Terimakasih atas pertanyaan Anda. 

Seperti apa keluhan nyeri kepala yang Anda rasakan, apakah nyeri kepala di seluruh bagian kepala atau sebelah? Nyeri seperti diikat atau berdenyut? Adakah gejala lain seperti kesemutan/baal, kelemahan sisi tubuh, gangguan penglihatan, penurunan berat badan? Bagaimana intensitas nyeri Anda, apakah sama atau semakin lama semakin berat? Apakah saat gejala muncul Anda melihat lingkungan sekitar seperti bergoyang?

Kami memahami kekhawatiran yang Anda rasakan. Sakit kepala pada umumnya tidak diketahui sebabnya (lebih kurang 90%). Biasanya sakit kepala dapat dicetuskan oleh kelelahan, kurang tidur, dsb. Sakit kepala yang tidak diketahui sebabnya ini disebut dengan sakit kepala primer, contohnya adalah migraine dan  tension type headache, cluster headache. Sakit kepala yang sebabnya diketahui lebih sedikit (sakit kepala sekunder) dapat disebabkan oleh misalnya sakit gigi, demam, tumor otak, dll. 

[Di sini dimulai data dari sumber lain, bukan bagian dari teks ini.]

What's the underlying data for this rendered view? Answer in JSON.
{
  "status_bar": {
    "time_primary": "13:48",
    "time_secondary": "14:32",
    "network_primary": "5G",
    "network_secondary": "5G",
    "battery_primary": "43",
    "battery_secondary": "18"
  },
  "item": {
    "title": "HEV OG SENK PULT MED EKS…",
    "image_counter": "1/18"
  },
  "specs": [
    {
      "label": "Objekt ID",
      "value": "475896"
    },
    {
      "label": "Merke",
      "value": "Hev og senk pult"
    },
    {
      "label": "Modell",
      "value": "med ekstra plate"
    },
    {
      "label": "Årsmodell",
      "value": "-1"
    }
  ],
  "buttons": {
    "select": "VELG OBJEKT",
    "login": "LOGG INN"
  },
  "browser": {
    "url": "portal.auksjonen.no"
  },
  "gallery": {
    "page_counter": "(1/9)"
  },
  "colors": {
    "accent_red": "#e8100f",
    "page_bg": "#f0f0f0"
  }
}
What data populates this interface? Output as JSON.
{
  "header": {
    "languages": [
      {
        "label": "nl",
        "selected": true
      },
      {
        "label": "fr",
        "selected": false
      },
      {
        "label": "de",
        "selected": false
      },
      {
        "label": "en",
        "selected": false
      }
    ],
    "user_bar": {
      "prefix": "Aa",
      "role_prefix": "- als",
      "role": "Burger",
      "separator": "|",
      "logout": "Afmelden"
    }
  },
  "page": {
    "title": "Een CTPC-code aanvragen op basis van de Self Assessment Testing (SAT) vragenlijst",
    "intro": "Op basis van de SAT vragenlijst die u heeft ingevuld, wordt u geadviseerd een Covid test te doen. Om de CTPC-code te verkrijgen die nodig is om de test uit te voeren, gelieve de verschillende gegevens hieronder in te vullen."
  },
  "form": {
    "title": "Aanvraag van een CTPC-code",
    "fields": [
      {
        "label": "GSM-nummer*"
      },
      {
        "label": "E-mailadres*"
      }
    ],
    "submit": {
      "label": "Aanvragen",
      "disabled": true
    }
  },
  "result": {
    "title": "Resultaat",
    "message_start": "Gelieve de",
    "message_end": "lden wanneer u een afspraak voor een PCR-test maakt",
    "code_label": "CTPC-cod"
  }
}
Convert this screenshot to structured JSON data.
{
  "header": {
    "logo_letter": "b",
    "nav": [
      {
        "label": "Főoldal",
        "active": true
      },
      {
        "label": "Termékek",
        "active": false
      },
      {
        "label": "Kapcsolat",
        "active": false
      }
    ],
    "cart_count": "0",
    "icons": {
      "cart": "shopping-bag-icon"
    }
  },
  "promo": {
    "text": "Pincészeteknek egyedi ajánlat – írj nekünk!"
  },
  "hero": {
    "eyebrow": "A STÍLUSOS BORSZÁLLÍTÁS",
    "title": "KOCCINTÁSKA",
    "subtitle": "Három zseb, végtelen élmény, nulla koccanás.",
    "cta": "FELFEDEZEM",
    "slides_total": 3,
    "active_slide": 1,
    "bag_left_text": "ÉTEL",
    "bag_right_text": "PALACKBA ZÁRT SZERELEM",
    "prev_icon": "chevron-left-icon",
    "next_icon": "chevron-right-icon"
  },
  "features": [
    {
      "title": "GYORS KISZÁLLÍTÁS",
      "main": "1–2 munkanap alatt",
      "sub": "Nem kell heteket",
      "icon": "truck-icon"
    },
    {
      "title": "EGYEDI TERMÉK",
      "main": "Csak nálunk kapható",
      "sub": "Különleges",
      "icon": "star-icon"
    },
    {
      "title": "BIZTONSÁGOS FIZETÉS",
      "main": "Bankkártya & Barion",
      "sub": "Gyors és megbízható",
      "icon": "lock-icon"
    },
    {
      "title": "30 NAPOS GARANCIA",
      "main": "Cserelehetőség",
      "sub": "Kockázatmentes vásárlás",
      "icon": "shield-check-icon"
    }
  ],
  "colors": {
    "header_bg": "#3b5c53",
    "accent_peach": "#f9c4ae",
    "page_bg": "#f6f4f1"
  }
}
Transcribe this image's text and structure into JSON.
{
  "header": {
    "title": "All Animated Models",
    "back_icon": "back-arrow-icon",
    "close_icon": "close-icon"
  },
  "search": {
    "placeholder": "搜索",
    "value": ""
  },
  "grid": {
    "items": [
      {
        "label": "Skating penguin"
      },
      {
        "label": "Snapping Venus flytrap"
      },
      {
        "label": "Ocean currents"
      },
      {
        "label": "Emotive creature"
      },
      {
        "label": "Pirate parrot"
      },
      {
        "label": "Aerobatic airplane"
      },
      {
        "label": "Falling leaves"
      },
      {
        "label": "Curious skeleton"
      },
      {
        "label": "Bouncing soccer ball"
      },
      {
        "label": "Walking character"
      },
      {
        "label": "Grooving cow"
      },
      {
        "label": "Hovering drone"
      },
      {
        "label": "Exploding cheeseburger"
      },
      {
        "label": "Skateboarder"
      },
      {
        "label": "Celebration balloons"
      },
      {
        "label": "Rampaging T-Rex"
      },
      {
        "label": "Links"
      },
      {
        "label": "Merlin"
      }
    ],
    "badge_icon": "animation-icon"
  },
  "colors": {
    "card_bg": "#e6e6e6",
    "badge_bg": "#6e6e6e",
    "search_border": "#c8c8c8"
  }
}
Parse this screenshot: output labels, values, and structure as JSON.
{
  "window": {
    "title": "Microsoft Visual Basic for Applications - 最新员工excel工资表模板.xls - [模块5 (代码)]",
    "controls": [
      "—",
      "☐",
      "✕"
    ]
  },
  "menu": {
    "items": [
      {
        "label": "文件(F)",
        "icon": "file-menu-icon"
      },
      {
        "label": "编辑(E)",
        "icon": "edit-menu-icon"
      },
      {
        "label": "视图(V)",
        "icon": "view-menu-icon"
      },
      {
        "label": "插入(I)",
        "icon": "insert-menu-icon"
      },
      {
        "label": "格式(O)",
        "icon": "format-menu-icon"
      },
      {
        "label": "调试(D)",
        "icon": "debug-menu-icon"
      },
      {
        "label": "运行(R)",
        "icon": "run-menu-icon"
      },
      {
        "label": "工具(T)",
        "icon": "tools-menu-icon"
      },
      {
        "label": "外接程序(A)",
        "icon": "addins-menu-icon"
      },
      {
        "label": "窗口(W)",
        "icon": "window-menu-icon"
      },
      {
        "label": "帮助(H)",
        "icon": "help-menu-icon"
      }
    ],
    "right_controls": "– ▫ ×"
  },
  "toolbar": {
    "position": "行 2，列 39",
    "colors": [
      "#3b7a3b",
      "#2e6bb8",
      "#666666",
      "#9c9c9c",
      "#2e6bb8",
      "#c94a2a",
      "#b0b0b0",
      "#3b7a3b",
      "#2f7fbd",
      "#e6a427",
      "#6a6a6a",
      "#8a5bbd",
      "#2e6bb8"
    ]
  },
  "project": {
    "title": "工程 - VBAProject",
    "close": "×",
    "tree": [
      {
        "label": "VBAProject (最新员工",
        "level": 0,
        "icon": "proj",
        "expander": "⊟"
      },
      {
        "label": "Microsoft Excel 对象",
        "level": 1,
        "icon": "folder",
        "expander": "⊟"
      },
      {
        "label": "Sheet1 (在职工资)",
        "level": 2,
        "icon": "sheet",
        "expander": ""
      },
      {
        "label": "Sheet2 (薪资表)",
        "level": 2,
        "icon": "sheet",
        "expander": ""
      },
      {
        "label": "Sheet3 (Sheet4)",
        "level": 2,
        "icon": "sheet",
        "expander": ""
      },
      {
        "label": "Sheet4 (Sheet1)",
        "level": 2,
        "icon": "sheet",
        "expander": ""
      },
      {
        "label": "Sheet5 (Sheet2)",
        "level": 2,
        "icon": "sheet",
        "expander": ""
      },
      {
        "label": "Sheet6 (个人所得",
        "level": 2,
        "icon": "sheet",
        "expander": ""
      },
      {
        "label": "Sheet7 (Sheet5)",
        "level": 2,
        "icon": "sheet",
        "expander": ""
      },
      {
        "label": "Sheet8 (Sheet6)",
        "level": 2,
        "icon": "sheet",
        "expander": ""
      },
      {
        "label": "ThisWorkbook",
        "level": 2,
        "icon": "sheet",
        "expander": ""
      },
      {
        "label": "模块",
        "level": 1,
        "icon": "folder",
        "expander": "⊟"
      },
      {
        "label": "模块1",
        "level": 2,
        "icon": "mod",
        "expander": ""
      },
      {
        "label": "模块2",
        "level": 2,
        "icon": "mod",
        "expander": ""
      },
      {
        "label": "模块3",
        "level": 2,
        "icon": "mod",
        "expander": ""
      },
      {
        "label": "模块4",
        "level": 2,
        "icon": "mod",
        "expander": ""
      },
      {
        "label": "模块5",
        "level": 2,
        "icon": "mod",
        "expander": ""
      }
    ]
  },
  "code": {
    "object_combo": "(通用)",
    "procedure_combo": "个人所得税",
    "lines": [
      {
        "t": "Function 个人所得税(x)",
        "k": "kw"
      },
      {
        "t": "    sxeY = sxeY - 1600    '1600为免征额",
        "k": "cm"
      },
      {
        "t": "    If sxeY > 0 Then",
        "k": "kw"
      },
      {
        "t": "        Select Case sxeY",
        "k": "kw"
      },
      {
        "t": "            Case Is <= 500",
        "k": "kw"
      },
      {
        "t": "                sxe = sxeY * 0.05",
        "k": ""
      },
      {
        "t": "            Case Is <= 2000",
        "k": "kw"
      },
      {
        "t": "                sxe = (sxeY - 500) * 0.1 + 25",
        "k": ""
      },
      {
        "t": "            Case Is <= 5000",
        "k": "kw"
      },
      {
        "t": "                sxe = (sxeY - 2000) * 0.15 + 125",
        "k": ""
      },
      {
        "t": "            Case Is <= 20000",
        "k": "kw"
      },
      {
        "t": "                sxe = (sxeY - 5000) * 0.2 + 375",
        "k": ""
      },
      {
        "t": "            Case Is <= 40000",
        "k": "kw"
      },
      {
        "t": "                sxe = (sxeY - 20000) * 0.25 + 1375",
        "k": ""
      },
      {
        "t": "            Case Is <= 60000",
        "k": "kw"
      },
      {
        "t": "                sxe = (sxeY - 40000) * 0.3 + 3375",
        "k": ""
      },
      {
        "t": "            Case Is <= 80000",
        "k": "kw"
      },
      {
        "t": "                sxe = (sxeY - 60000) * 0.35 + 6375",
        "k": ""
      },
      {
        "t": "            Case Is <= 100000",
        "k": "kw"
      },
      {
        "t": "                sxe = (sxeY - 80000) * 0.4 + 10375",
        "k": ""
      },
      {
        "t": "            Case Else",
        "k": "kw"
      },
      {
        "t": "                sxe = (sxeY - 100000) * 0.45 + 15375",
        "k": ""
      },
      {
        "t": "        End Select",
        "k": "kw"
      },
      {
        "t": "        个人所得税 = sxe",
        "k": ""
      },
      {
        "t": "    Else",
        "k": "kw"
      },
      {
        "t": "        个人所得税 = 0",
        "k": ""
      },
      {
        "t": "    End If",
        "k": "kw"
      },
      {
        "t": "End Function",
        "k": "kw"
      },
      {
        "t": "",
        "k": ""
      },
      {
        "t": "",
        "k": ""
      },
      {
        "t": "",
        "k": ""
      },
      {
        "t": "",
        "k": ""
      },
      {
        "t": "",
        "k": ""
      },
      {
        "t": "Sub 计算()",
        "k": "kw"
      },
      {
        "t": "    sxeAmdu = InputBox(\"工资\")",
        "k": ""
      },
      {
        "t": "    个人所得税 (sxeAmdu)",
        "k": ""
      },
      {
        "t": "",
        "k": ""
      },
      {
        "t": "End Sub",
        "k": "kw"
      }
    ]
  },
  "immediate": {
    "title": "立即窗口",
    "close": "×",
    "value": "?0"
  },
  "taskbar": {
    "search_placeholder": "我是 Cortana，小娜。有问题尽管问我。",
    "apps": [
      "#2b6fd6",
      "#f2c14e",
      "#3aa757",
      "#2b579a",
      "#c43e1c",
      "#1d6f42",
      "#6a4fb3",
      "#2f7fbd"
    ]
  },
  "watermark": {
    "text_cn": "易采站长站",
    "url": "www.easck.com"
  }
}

Sebagian besar nyeri kepala di daerah belakang dan leher disebabkan oleh tension type headache (TTH).  Bila keluhan sakit kepala seperti tertindih benda berat/diikat dan melibatkan otot-otot leher maka kemungkinan Anda mengalami TTH. Sakit kepala tipe ini seringkali disertai dengan adanya rasa sakit/kaku di bagian leher, yang dapat juga menjalar hingga ke punggung, mata atau otot-otot lainnya di tubuh.

Beberapa faktor dapat menjadi pemicu timbulnya TTH, antara lain :

  • Stress : biasanya sakit kepala timbul di siang atau sore hari setelah stress bekerja atau ujian
  • Gangguan tidur
  • Posisi tubuh yang salah saat bekerja
  • Waktu makan yang tidak teratur
  • Kelelahan mata
  • Penghentian konsumsi kafein

Jika tidak ada gejala lain seperti kelemahan sisi tubuh, kesemutan, kejang, gangguan penglihatan, intensitas nyeri yang semakin bertambah berat, demam, penurunan berat badan, mual/muntah, Anda tidak perlu khawatir, kemungkinan Anda hanya mengalami TTH.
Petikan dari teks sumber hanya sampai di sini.